他下意识地猛抽马鞭,心知:慕容隆……完了!
此战鲜卑军甚至未能支撑两个时辰,便土崩瓦解,士卒四散溃逃。
无数人为求活命,竞相跳入奔涌的黄河,妄图泅渡。然面对河面上巡弋的晋军艨艟,十之八九皆葬身鱼腹。
此役,三万鲜卑精锐几乎覆没,慕容隆及渡河作战的十余名慕容宗亲多数阵亡,慕容绍被生擒,唯慕容垂下落不明,生死未卜……
罗仲夏略带憾色地步入大帐,正遇刘牢之迎面而来,一脸急切。
罗仲夏缓缓摇了摇头:“遍寻无踪。或许已死,化为黄河浮尸,葬身鱼腹;或许命大,已渡回对岸。”
刘牢之气得捶胸顿足,懊悔不已。
他是最先发现慕容垂遁逃的,也是追得最紧的。
若能擒杀慕容垂这鲜卑军神,那可是天大的功绩。
只在一处河弯地,短暂失去其踪影,但很快又见“慕容垂”现身,终被其追上。
不过被他追上的却是慕容绍,哪个慕容垂:仅是一体型相仿者,穿着其盔甲而已。
原来慕容绍利用河弯甩脱刘牢之后,寻得黄河岸边一处野渡口。
他拆下渡口木桩,让慕容垂抱之渡河,让死士换上慕容垂的盔甲,故意现身,将刘牢之引向远处。
刘牢之满心以为立下大功,不想竟是空欢喜一场。
罗仲夏虽划定范围,遣水师搜寻,亦无踪迹。
茫茫黄河之上,寻一人谈何容易?
罗仲夏也不再强求。
“罢了!”最终谢玄发话道:“慕容垂是死是活,今时今日,已无关紧要。此番鲜卑元气大伤,慕容宗室更折损大半,纵其侥幸苟活,短时内也掀不起风浪。况其年事已高,经此重创,尚能活几年?只要我等能稳固河北,又何惧之有?”

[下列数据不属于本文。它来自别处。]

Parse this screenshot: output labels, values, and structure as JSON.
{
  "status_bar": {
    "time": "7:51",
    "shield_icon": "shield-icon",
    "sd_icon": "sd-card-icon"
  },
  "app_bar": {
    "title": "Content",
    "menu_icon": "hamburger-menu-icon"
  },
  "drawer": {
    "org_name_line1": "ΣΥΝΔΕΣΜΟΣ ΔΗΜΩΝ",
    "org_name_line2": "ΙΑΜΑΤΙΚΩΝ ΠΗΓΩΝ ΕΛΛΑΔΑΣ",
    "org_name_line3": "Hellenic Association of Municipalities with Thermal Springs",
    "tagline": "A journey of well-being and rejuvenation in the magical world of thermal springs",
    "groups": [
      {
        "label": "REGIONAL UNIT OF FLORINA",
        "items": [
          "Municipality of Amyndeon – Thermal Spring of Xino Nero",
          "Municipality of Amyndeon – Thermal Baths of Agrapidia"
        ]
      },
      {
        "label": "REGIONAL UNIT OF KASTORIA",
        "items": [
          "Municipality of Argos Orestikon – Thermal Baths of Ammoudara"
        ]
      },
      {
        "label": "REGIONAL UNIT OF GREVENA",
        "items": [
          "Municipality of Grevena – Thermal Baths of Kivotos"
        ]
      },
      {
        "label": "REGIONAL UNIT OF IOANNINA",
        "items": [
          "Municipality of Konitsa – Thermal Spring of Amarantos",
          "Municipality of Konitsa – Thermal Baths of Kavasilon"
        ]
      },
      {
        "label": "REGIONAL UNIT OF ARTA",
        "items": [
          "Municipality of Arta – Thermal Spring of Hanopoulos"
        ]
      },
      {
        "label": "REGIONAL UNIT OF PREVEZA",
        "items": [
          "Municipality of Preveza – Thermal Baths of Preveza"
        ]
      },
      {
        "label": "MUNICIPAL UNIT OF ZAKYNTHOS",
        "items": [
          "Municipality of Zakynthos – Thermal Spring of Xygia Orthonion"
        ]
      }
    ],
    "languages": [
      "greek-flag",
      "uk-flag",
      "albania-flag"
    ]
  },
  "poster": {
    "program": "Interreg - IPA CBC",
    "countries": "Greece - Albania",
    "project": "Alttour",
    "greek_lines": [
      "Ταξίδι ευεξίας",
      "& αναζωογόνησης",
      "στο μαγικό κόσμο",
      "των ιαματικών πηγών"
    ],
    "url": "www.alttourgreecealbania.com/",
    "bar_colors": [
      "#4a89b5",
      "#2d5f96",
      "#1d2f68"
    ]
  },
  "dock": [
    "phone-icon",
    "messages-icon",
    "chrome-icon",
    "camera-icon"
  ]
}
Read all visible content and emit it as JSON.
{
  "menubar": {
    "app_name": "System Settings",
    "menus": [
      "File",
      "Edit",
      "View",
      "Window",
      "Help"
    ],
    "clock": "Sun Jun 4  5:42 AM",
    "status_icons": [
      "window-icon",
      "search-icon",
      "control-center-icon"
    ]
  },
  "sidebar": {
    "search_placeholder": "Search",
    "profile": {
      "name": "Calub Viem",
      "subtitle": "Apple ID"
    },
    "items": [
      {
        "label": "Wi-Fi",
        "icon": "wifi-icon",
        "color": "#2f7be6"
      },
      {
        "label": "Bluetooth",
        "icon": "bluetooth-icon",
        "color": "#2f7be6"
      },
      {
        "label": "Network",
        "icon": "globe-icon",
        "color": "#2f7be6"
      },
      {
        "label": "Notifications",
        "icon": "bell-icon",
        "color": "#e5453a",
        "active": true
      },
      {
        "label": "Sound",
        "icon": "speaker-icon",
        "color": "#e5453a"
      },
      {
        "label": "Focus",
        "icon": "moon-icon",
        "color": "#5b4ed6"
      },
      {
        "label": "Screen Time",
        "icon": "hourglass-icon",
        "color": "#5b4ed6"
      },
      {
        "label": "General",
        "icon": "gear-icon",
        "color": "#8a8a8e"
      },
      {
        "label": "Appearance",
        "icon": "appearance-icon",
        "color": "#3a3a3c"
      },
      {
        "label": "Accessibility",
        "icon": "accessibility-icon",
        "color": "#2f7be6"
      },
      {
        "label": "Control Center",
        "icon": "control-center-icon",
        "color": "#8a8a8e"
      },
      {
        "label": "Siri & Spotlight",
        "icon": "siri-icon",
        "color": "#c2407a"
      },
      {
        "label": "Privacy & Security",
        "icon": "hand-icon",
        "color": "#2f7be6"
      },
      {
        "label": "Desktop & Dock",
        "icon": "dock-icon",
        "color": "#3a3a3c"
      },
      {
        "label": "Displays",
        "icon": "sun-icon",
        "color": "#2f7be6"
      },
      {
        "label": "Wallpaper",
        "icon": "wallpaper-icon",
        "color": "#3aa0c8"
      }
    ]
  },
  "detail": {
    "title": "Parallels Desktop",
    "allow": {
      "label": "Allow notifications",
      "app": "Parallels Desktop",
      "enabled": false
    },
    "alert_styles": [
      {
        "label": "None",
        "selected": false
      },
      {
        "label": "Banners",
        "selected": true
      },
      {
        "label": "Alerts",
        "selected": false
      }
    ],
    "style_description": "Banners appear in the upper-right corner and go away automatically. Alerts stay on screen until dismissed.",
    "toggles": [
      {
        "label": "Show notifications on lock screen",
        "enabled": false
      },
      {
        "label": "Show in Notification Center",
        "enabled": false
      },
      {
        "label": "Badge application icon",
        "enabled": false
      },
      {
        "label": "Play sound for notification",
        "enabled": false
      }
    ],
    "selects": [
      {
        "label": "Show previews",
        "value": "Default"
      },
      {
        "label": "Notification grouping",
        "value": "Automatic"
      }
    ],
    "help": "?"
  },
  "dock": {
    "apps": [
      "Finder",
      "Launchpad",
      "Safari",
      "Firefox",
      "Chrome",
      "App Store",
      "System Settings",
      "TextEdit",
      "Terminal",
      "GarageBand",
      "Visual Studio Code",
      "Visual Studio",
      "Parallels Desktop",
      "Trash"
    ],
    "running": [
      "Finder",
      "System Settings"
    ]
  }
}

罗仲夏微微颔首,此理确然:前提是能守住这胜利果实。若如史上哪样,内部倾轧,又如何能守住胜利果实?
他想起了泗水河心之语,望着谢玄,自己该不该信他?
“先生……”
谢玄转向罗仲夏道:“料要不了多久,邺城方面便会得悉此讯。苻丕此人不可轻信。他虽,只要我等击溃慕容垂,便献城归降。然玄料定,其一旦得知河南战况,必重整力量,向并州、幽州求援,以抗我军。须趁其未及整备,速取邺城。先生手握水军之利,可由水路先抵邺城。这攻取邺城之重任,便托付先生了。切勿大意,我们以无力北伐。”
慕容垂的坚持看似没有给他们带来兵力上的则损,却给了他们后勤致命重击,无力继续北伐。
杨膺、姜让是最后的机会。
罗仲夏回过神来道:“属下明白!”
步出大帐,仰望漫天星斗,罗仲夏竟有些恍惚,生出一种不真实之感。
此次是真的赢了吧?
慕容垂这老贼确实厉害,即便身处必败危局,依旧给他们带来巨大压力。
以至今日大胜,竟无那种狂喜,反而是一种“老家伙真难缠”的感叹,以及战胜强敌的深沉满足感:较之纵声大笑,更令人回味无穷。
下一步,是邺城。
夺下邺城,收复三魏之地,此番北伐,亦将告一段落。
罗仲夏回望谢玄大帐所在,心道:接下来,便看他能否兑现泗水河心之诺了。
他看得分明,此番北伐,并非终结,只是一个开始。